0002 March

Provide a x86-64-v3 microarchitecture level port

Summary

Provide a second Arch Linux port using -march=x86-64-v3 in the build flags.

Motivation

Arch used to pride itself in providing optimised binaries out of the box. However, the days where our i686 showed improvements over other distributions are long behind us.

Recently, AMD, Intel, Red Hat, and SUSE collaborated to define three x86-64 microarchitecture levels on top of the x86-64 baseline.

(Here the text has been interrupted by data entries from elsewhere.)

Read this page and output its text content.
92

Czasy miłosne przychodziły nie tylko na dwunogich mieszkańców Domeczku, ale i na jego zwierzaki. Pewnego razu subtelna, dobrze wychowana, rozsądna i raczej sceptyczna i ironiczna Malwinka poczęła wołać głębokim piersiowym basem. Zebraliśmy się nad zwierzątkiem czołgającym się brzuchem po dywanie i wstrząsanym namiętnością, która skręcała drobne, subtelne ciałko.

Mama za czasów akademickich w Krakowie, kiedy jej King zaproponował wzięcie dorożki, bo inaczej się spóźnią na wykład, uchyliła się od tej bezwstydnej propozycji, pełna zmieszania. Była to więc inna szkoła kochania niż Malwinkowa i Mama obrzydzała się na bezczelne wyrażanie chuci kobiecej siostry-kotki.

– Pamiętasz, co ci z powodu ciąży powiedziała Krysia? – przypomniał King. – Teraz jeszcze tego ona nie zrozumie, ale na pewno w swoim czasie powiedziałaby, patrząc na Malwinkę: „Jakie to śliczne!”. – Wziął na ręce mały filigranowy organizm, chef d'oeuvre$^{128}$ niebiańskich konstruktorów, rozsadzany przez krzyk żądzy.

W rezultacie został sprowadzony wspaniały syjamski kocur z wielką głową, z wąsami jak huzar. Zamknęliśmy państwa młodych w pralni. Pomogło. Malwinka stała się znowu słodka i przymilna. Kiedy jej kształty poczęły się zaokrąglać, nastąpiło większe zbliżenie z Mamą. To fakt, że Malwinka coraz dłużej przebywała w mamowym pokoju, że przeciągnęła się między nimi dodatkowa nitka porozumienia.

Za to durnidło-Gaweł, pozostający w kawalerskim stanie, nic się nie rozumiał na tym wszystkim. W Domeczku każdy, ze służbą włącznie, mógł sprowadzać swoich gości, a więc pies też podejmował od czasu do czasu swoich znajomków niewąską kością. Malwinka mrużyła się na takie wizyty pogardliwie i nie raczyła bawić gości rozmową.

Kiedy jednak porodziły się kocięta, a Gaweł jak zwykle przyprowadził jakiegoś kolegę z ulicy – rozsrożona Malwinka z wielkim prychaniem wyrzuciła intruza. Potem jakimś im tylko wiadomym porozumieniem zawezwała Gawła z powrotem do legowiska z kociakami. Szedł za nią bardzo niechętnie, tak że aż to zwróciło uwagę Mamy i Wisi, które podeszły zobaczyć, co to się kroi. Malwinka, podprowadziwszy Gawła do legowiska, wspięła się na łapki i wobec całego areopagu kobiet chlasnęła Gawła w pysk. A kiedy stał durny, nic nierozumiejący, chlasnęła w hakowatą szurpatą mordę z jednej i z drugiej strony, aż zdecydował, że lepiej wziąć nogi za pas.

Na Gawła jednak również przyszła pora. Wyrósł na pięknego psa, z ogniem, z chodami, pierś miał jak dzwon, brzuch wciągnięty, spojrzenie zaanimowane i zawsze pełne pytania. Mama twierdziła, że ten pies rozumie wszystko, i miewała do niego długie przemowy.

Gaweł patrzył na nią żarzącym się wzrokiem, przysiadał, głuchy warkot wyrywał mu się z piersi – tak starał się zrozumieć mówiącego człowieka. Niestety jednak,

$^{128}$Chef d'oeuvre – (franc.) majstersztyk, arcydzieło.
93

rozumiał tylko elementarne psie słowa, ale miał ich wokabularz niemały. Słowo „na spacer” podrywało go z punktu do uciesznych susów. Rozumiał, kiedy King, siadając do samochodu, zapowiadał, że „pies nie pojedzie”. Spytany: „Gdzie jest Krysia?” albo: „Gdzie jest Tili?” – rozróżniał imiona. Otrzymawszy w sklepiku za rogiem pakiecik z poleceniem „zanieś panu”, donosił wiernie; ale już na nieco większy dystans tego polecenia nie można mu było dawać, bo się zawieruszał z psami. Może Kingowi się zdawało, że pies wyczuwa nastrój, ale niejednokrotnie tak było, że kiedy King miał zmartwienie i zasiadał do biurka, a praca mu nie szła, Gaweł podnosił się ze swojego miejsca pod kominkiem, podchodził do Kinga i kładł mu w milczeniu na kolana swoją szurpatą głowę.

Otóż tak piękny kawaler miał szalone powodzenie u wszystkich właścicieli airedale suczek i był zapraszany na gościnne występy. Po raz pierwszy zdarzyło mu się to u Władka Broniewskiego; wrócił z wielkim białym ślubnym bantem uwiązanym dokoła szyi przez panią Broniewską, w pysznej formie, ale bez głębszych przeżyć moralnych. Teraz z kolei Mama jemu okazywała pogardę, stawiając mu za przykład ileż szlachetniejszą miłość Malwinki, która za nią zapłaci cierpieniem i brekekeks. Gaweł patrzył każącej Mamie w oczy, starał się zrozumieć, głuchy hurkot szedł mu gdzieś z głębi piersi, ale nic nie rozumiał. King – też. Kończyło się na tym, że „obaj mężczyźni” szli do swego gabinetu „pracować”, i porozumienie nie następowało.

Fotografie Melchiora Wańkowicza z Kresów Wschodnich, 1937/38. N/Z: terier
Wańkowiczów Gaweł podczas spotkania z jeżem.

The three microarchitectures group together CPU features roughly based on hardware release dates.

The first of these microarchitecture levels, x86-64-v2, assumes the following on top of base level x86_64 instructions:

CMPXCHG16B, LAHF-SAHF, POPCNT, SSE3, SSE4.1, SSE4.2, SSSE3.

This basically raises the processor feature level requirement to around Intel Nehalem, and supports any x86_64 processor made in the last decade.

The x86-64-v3 microarchitecture requires the following instruction sets:

AVX, AVX2, BMI1, BMI2, F16C, FMA, LZCNT, MOVBE, XSAVE.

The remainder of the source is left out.